As to the RunWindowsUpdate, go here and download Spybot:

http://tomcoyote.org/SPYBOT/

hit the online tab to search for and download the updates, then shut down and relaunch SpyBot.

Finally, after closing down Internet Explorer, hit 'Check All', and have SpyBot remove all it finds.

For the other files, go to Run and type MSCONFIG, startup tab. Uncheck the ones you don't want, apply and restart.

eddie


----------



## RPhox (Apr 21, 2001)

thanks for the help but it turns out that the Nero Express that came with the burner was no good. I downloaded a version from the internet and everything works fine.

thanks again


----------



## eddie5659 (Mar 19, 2001)

Thats good to hear 

eddie


----------



## mikebruce11 (Jan 18, 2002)

I get the SAME friggen problem.
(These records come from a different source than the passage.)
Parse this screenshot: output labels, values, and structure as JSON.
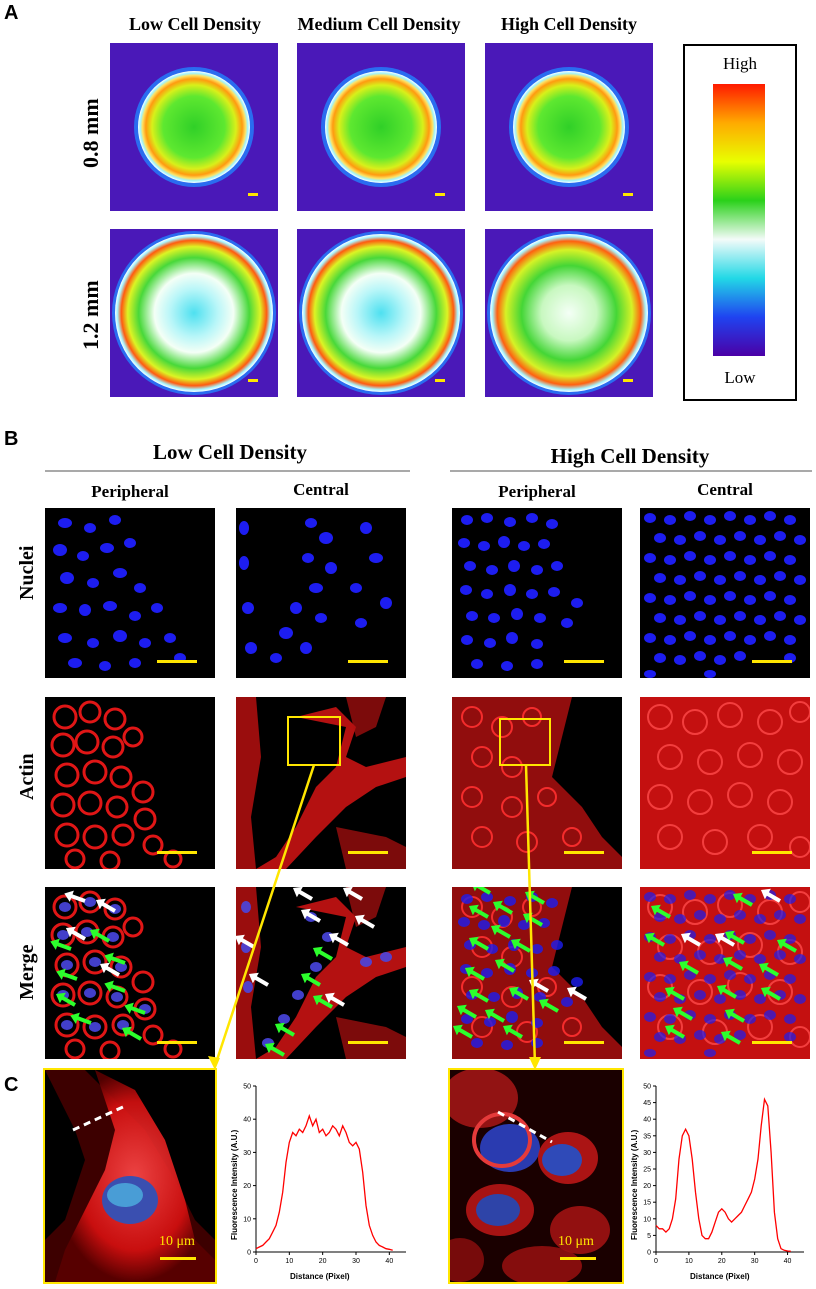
{
  "panels": {
    "a": {
      "letter": "A"
    },
    "b": {
      "letter": "B"
    },
    "c": {
      "letter": "C"
    }
  },
  "panel_a": {
    "columns": [
      "Low Cell Density",
      "Medium Cell Density",
      "High Cell Density"
    ],
    "rows": [
      "0.8 mm",
      "1.2 mm"
    ],
    "colorbar": {
      "high": "High",
      "low": "Low",
      "colors": [
        "#ff1a00",
        "#ffaa00",
        "#e8ff00",
        "#2ad11a",
        "#f4fbf9",
        "#22d8e6",
        "#1f43f0",
        "#4b00a6"
      ]
    }
  },
  "panel_b": {
    "groups": [
      "Low Cell Density",
      "High Cell Density"
    ],
    "subcolumns": [
      "Peripheral",
      "Central",
      "Peripheral",
      "Central"
    ],
    "rows": [
      "Nuclei",
      "Actin",
      "Merge"
    ]
  },
  "panel_c": {
    "scale_label": "10 μm",
    "chart_data": [
      {
        "type": "line",
        "xlabel": "Distance (Pixel)",
        "ylabel": "Fluorescence Intensity (A.U.)",
        "xlim": [
          0,
          45
        ],
        "ylim": [
          0,
          50
        ],
        "xticks": [
          0,
          10,
          20,
          30,
          40
        ],
        "yticks": [
          0,
          10,
          20,
          30,
          40,
          50
        ],
        "x": [
          0,
          1,
          2,
          3,
          4,
          5,
          6,
          7,
          8,
          9,
          10,
          11,
          12,
          13,
          14,
          15,
          16,
          17,
          18,
          19,
          20,
          21,
          22,
          23,
          24,
          25,
          26,
          27,
          28,
          29,
          30,
          31,
          32,
          33,
          34,
          35,
          36,
          37,
          38,
          39,
          40,
          41
        ],
        "y": [
          1,
          1.5,
          2,
          3,
          4,
          6,
          8,
          12,
          18,
          27,
          33,
          36,
          35,
          37,
          36,
          38,
          41,
          38,
          40,
          36,
          37,
          35,
          36,
          38,
          37,
          35,
          38,
          36,
          33,
          32,
          33,
          31,
          24,
          14,
          8,
          5,
          3,
          2,
          1.5,
          1,
          0.8,
          0.5
        ],
        "color": "#ff0000"
      },
      {
        "type": "line",
        "xlabel": "Distance (Pixel)",
        "ylabel": "Fluorescence Intensity (A.U.)",
        "xlim": [
          0,
          45
        ],
        "ylim": [
          0,
          50
        ],
        "xticks": [
          0,
          10,
          20,
          30,
          40
        ],
        "yticks": [
          0,
          5,
          10,
          15,
          20,
          25,
          30,
          35,
          40,
          45,
          50
        ],
        "x": [
          0,
          1,
          2,
          3,
          4,
          5,
          6,
          7,
          8,
          9,
          10,
          11,
          12,
          13,
          14,
          15,
          16,
          17,
          18,
          19,
          20,
          21,
          22,
          23,
          24,
          25,
          26,
          27,
          28,
          29,
          30,
          31,
          32,
          33,
          34,
          35,
          36,
          37,
          38,
          39,
          40,
          41
        ],
        "y": [
          8,
          7,
          7,
          6,
          7,
          10,
          16,
          28,
          35,
          37,
          35,
          28,
          18,
          10,
          5,
          4,
          4,
          6,
          9,
          12,
          13,
          12,
          10,
          9,
          10,
          11,
          12,
          14,
          16,
          18,
          22,
          28,
          38,
          46,
          44,
          30,
          12,
          4,
          1,
          0.5,
          0.3,
          0.2
        ],
        "color": "#ff0000"
      }
    ]
  }
}
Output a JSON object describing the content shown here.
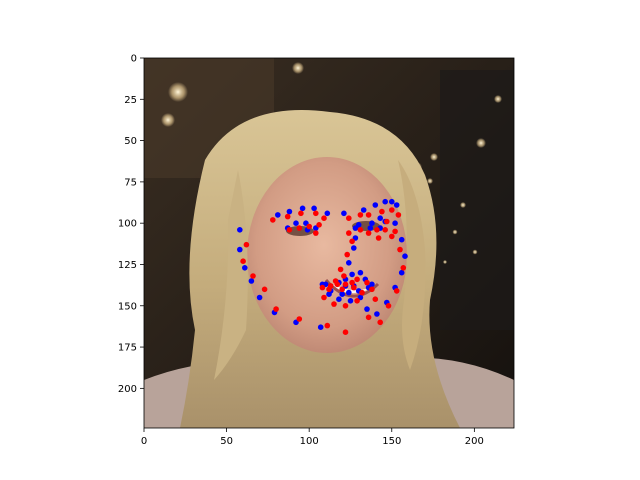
{
  "chart_data": {
    "type": "scatter",
    "title": "",
    "xlabel": "",
    "ylabel": "",
    "xlim": [
      0,
      224
    ],
    "ylim": [
      224,
      0
    ],
    "grid": false,
    "y_axis_inverted": true,
    "background": "photograph of a smiling blonde woman's face (dark studio background with lights)",
    "x_ticks": [
      0,
      50,
      100,
      150,
      200
    ],
    "y_ticks": [
      0,
      25,
      50,
      75,
      100,
      125,
      150,
      175,
      200
    ],
    "series": [
      {
        "color": "#0000ff",
        "points": [
          [
            58,
            104
          ],
          [
            58,
            116
          ],
          [
            61,
            127
          ],
          [
            65,
            135
          ],
          [
            70,
            145
          ],
          [
            79,
            154
          ],
          [
            92,
            160
          ],
          [
            107,
            163
          ],
          [
            81,
            95
          ],
          [
            88,
            93
          ],
          [
            96,
            91
          ],
          [
            103,
            91
          ],
          [
            111,
            94
          ],
          [
            121,
            94
          ],
          [
            133,
            92
          ],
          [
            140,
            89
          ],
          [
            146,
            87
          ],
          [
            150,
            87
          ],
          [
            153,
            89
          ],
          [
            128,
            103
          ],
          [
            128,
            109
          ],
          [
            127,
            115
          ],
          [
            124,
            124
          ],
          [
            122,
            134
          ],
          [
            126,
            131
          ],
          [
            131,
            130
          ],
          [
            134,
            134
          ],
          [
            87,
            103
          ],
          [
            92,
            100
          ],
          [
            98,
            100
          ],
          [
            104,
            103
          ],
          [
            99,
            104
          ],
          [
            130,
            101
          ],
          [
            138,
            100
          ],
          [
            143,
            97
          ],
          [
            146,
            99
          ],
          [
            143,
            103
          ],
          [
            137,
            103
          ],
          [
            108,
            137
          ],
          [
            113,
            141
          ],
          [
            120,
            143
          ],
          [
            124,
            142
          ],
          [
            130,
            141
          ],
          [
            136,
            139
          ],
          [
            138,
            137
          ],
          [
            131,
            145
          ],
          [
            125,
            147
          ],
          [
            118,
            146
          ],
          [
            112,
            143
          ],
          [
            127,
            138
          ],
          [
            122,
            138
          ],
          [
            118,
            136
          ],
          [
            110,
            137
          ],
          [
            135,
            152
          ],
          [
            141,
            155
          ],
          [
            147,
            148
          ],
          [
            152,
            139
          ],
          [
            156,
            130
          ],
          [
            158,
            120
          ],
          [
            156,
            110
          ],
          [
            152,
            100
          ]
        ]
      },
      {
        "color": "#ff0000",
        "points": [
          [
            62,
            113
          ],
          [
            60,
            123
          ],
          [
            66,
            132
          ],
          [
            73,
            140
          ],
          [
            80,
            152
          ],
          [
            94,
            158
          ],
          [
            111,
            162
          ],
          [
            122,
            166
          ],
          [
            78,
            98
          ],
          [
            87,
            96
          ],
          [
            95,
            94
          ],
          [
            104,
            94
          ],
          [
            109,
            97
          ],
          [
            124,
            97
          ],
          [
            131,
            95
          ],
          [
            136,
            95
          ],
          [
            144,
            93
          ],
          [
            150,
            92
          ],
          [
            154,
            95
          ],
          [
            124,
            106
          ],
          [
            126,
            111
          ],
          [
            123,
            119
          ],
          [
            119,
            128
          ],
          [
            117,
            137
          ],
          [
            121,
            132
          ],
          [
            129,
            134
          ],
          [
            135,
            136
          ],
          [
            88,
            104
          ],
          [
            94,
            103
          ],
          [
            100,
            102
          ],
          [
            106,
            101
          ],
          [
            104,
            106
          ],
          [
            131,
            104
          ],
          [
            136,
            106
          ],
          [
            141,
            104
          ],
          [
            146,
            104
          ],
          [
            150,
            108
          ],
          [
            142,
            109
          ],
          [
            112,
            140
          ],
          [
            116,
            135
          ],
          [
            122,
            137
          ],
          [
            127,
            139
          ],
          [
            132,
            142
          ],
          [
            138,
            140
          ],
          [
            140,
            146
          ],
          [
            129,
            147
          ],
          [
            122,
            150
          ],
          [
            115,
            149
          ],
          [
            109,
            145
          ],
          [
            126,
            136
          ],
          [
            120,
            140
          ],
          [
            113,
            138
          ],
          [
            108,
            139
          ],
          [
            136,
            157
          ],
          [
            143,
            160
          ],
          [
            148,
            150
          ],
          [
            153,
            141
          ],
          [
            157,
            127
          ],
          [
            155,
            116
          ],
          [
            152,
            105
          ],
          [
            147,
            99
          ]
        ]
      }
    ]
  }
}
But unlike you, downloading different versions has not helped. NERO hanst been ANY help at all. They said my HD was too full that I need a min of 300mb or NERO wont function properly. I have a 60 gig hard drive that has over 40 gigs left. 

PLEASE! Im pulling my hair out.

Win XP
60 GIG HD
Nvidia Gefore 4 ti4200
nero 5.9 (i tried them all)
Soundblaster live


----------



## RPhox (Apr 21, 2001)

I'm using the "illegal" copy of Nero w/o problems. I even tried to install the legal copy on my son's pc and it wouldn't even finish the install.

I also gave up on Nero support. About a month after my original email to them, I got an answer saying that they were sorry it took so long for them to reply - BUT THEY DIDN'T OFFER A SOLUTION! It's no wonder so many people use illegal versions.

You might want to make sure that you clean out the registry of all Nero refs before you install a different version. Sorry I can't be more help.

RFox


----------